Белов помог Павлу перетащить все двенадцать коробок с их сладким содержимым к дороге и остановился. Он с грустью поглядывал на Павла, одиноко стоявшего на обочине дороги над коробками, аккуратно сложенными в три ряда, по четыре в каждом. К ним Павел привалил ранец с пистолетами.
Павел беспокойно смотрел на дорогу, по которой время от времени натужно завывали натруженными двигателями грязные армейские автомобили победителей с артиллерийскими прицепами или проносились крытые грузовички с разболтанными кузовами и оборванными, вьющимися на ветру, брезентовыми полотнищами. С грохотом проскочило три танка, из-под гусениц которых во все стороны летели крупные куски асфальта и земли. На башне первого танка, задрав ноги кверху, лихо развалился рыжий танкист. Он нетрезвым взглядом прицелился в Павла и его коробки, что-то заорал и стал лупить каблуком по приоткрытому люку. Танк еще сильнее загремел гусеницами и, чуть развернувшись, встал. Две следовавшие за ним чадящие машины, мощно качнувшись стволами вперед, остановились, как вкопанные. Из распахнутого люка механика последней машины послышался густой мат. Рыжий что-то бойко крикнул вовнутрь своего танка и оттуда показалась черная, кудлатая голова.
«Сейчас грабить будут!» – как-то очень спокойно подумал Павел и покосился на Белова, и тут он сообразил, что старик ведь одет в форму солдата вермахта, а это прямой повод не только к грабежу, но, может быть, даже и к убийству.
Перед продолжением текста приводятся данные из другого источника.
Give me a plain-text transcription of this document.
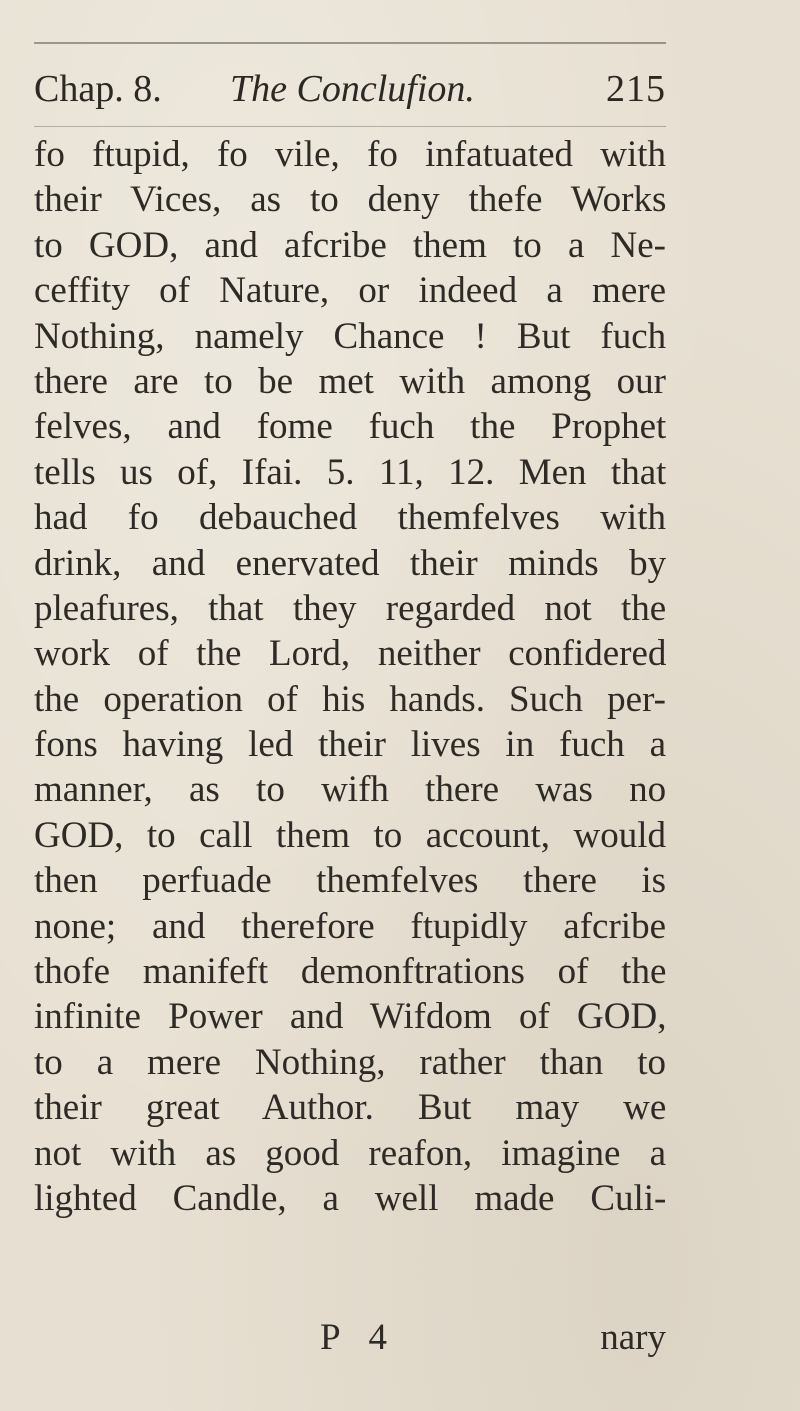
Chap. 8. The Conclufion.	215
fo ftupid, fo vile, fo infatuated with
their Vices, as to deny thefe Works
to GOD, and afcribe them to a Ne-
ceffity of Nature, or indeed a mere
Nothing, namely Chance ! But fuch
there are to be met with among our
felves, and fome fuch the Prophet
tells us of, Ifai. 5. 11, 12. Men that
had fo debauched themfelves with
drink, and enervated their minds by
pleafures, that they regarded not the
work of the Lord, neither confidered
the operation of his hands. Such per-
fons having led their lives in fuch a
manner, as to wifh there was no
GOD, to call them to account, would
then perfuade themfelves there is
none; and therefore ftupidly afcribe
thofe manifeft demonftrations of the
infinite Power and Wifdom of GOD,
to a mere Nothing, rather than to
their great Author. But may we
not with as good reafon, imagine a
lighted Candle, a well made Culi-
P 4	nary
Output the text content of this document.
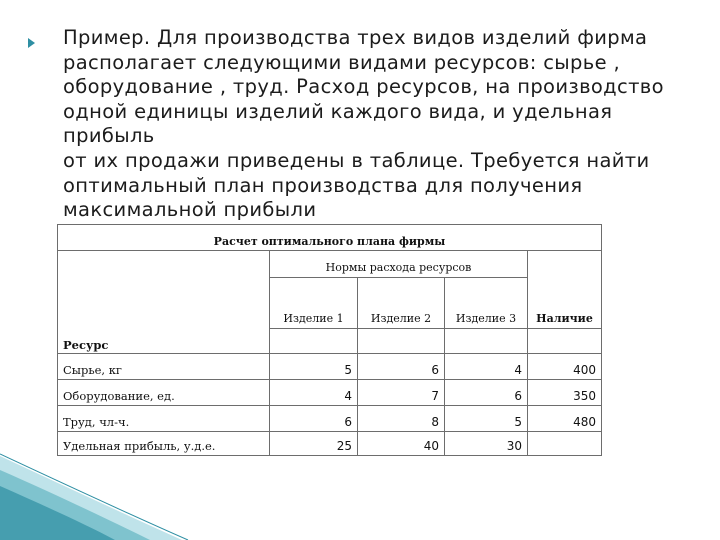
Пример. Для производства трех видов изделий фирма
располагает следующими видами ресурсов: сырье ,
оборудование , труд. Расход ресурсов, на производство
одной единицы изделий каждого вида, и удельная прибыль
от их продажи приведены в таблице. Требуется найти
оптимальный план производства для получения
максимальной прибыли

Расчет оптимального плана фирмы				
	Нормы расхода ресурсов			
	Изделие 1	Изделие 2	Изделие 3	Наличие
Ресурс				
Сырье, кг	5	6	4	400
Оборудование, ед.	4	7	6	350
Труд, чл-ч.	6	8	5	480
Удельная прибыль, у.д.е.	25	40	30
Павел ногой незаметно сдвинул за ящики ранец с оружием и нащупал рукой в кармане кастет.
Однако обладатель черной кудрявой головы и рыжий танкист смотрели лишь на коробки, потом черный что-то отрывисто сказал и скрылся в люке. Рыжий зло ударил кулаком по люку и сморщился от боли, он нагнул голову в люк и, видимо, отчитывая черноголового, очень громко выругался, но танк взревел, испустил тучу сизого, вонючего дыма, и рывком двинулся дальше по шоссе. Рыжий не удержался и почти нырнул спиной в люк, кверху взметнулись его ноги в грязных сапогах. Два других танка тут же сорвались следом за первым.
Тарасов с облегчением улыбнулся, вспомнив как рыжий провалился в танк, и весело покосился на побледневшего Белова.
– Эх, где мои хлопцы! – вспомнил Павел о двух других разведчиках, с которыми пришел час назад в лагерь, – А что, если их тут порешат…ваши! Я ведь еще с двумя пришел, с необстрелянными, можно сказать.